De Schrift zegt dat God het hart van de farao verhardde en ook dat Hij het onvermurwbaar maakte en verstokte. Exodus 9:12; 10:1; 10:20 Sommigen steken op een flauwe manier de draak met deze manier van spreken. Want ergens anders wordt gezegd dat de farao zelf zijn hart onvermurwbaar maakte. Exodus 8:15 (8:11) Daar wordt dus als oorzaak van zijn verharding gegeven dat hij dat zelf wilde.
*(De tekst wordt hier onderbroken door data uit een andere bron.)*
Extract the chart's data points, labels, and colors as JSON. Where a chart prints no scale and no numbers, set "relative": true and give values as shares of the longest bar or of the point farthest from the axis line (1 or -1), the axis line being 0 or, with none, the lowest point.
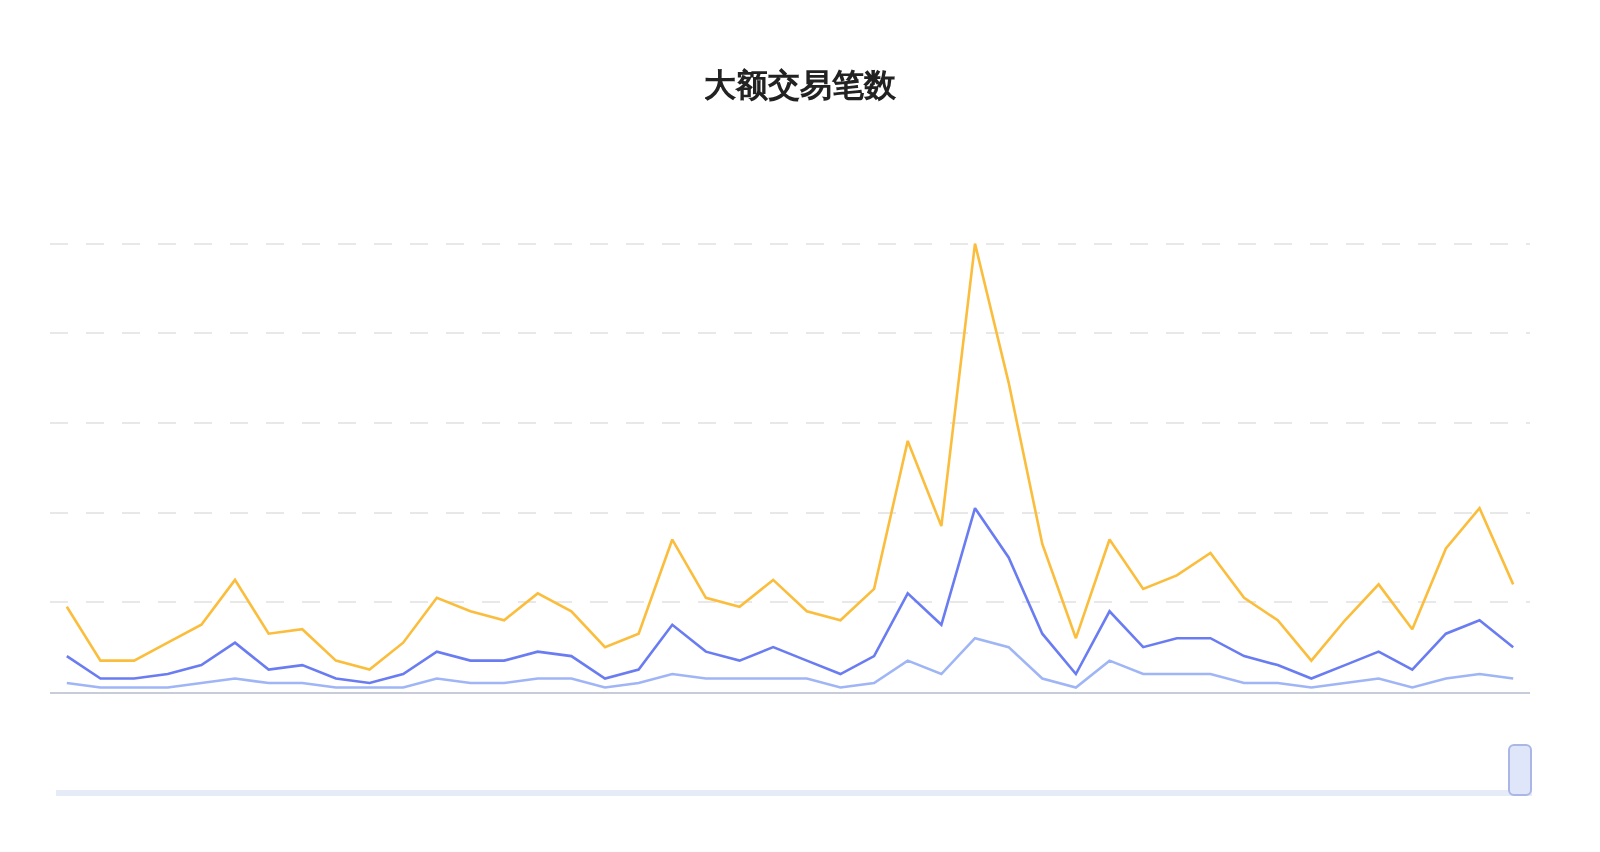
{
  "chart_data": {
    "type": "line",
    "title": "大额交易笔数",
    "relative": true,
    "grid": "y",
    "marker": "none",
    "line_style": "solid",
    "categories": [
      null,
      null,
      null,
      null,
      null,
      null,
      null,
      null,
      null,
      null,
      null,
      null,
      null,
      null,
      null,
      null,
      null,
      null,
      null,
      null,
      null,
      null,
      null,
      null,
      null,
      null,
      null,
      null,
      null,
      null,
      null,
      null,
      null,
      null,
      null,
      null,
      null,
      null,
      null,
      null,
      null,
      null,
      null,
      null
    ],
    "series": [
      {
        "color": "#fbbd3c",
        "values": [
          0.19,
          0.07,
          0.07,
          0.11,
          0.15,
          0.25,
          0.13,
          0.14,
          0.07,
          0.05,
          0.11,
          0.21,
          0.18,
          0.16,
          0.22,
          0.18,
          0.1,
          0.13,
          0.34,
          0.21,
          0.19,
          0.25,
          0.18,
          0.16,
          0.23,
          0.56,
          0.37,
          1,
          0.69,
          0.33,
          0.12,
          0.34,
          0.23,
          0.26,
          0.31,
          0.21,
          0.16,
          0.07,
          0.16,
          0.24,
          0.14,
          0.32,
          0.41,
          0.24
        ]
      },
      {
        "color": "#6a7cf2",
        "values": [
          0.08,
          0.03,
          0.03,
          0.04,
          0.06,
          0.11,
          0.05,
          0.06,
          0.03,
          0.02,
          0.04,
          0.09,
          0.07,
          0.07,
          0.09,
          0.08,
          0.03,
          0.05,
          0.15,
          0.09,
          0.07,
          0.1,
          0.07,
          0.04,
          0.08,
          0.22,
          0.15,
          0.41,
          0.3,
          0.13,
          0.04,
          0.18,
          0.1,
          0.12,
          0.12,
          0.08,
          0.06,
          0.03,
          0.06,
          0.09,
          0.05,
          0.13,
          0.16,
          0.1
        ]
      },
      {
        "color": "#9fb5f6",
        "values": [
          0.02,
          0.01,
          0.01,
          0.01,
          0.02,
          0.03,
          0.02,
          0.02,
          0.01,
          0.01,
          0.01,
          0.03,
          0.02,
          0.02,
          0.03,
          0.03,
          0.01,
          0.02,
          0.04,
          0.03,
          0.03,
          0.03,
          0.03,
          0.01,
          0.02,
          0.07,
          0.04,
          0.12,
          0.1,
          0.03,
          0.01,
          0.07,
          0.04,
          0.04,
          0.04,
          0.02,
          0.02,
          0.01,
          0.02,
          0.03,
          0.01,
          0.03,
          0.04,
          0.03
        ]
      }
    ]
  }
}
Alsof deze twee dingen niet uitstekend met elkaar in overeenstemming zijn: als een mens door God in beweging gezet wordt, brengt hij tegelijk ook zichzelf in beweging. God en de mens doen het alleen wel elk op een andere manier. Maar wat deze mensen tegen mij inbrengen, keer ik om tegen hen. Want als ‘verharden’ alleen maar een synoniem is voor ‘toelaten’, dan ligt het initiatief voor de koppigheid van de farao dus ook niet bij de farao zelf. Maar wat een zwakke en dwaze uitleg zou dat zijn! Alsof de farao zijn verharding alleen maar passief ondergaan heeft!
Bovendien snijdt de Schrift elk aanknopingspunt voor zulk gespot af. ‘Ik zal zijn hart in mijn macht houden,’ zegt God over de farao. Exodus 4:21 Zo zegt Mozes ook over de inwoners van het land Kanaän dat zij de strijd aangingen omdat God hun hart verhard had. Jozua 11:20 En dat wordt door een andere profeet herhaald: ‘Hij keerde hun hart om, zodat zij zijn volk haatten.’ Psalm 105:25
Op dezelfde manier zegt God bij Jesaja dat Hij de Assyriërs zal afsturen op het huichelachtige volk. Hij zal hun bevel geven om te roven en te plunderen. Dat doen ze niet omdat God goddeloze en verharde mensen leert om Hem vrijwillig te gehoorzamen. Ze doen dat omdat Hij hen buigt zodat ze zijn oordelen uitvoeren, net alsof ze zijn geboden in hun ziel gegrift hadden staan. Jesaja 10:6-7 En daaruit blijkt dat ze ertoe gedreven worden omdat God hen daartoe vast bestemd heeft.
Ik geef wel toe dat God vaak door tussenkomst van de dienst van Satan in verworpenen werkt. Maar dan wel zo dat Satan zelf zijn werk uitvoert omdat God hem ertoe aanzet. En hij kan niet verder gaan dan wat God hem laat doen. Een slechte geest kwelt Saul, maar er wordt gezegd dat die bij God vandaan komt. 1 Samuël 16:14 Dat wordt gezegd om ons te laten weten dat Sauls waanzin het resultaat is van een rechtvaardige straf van God.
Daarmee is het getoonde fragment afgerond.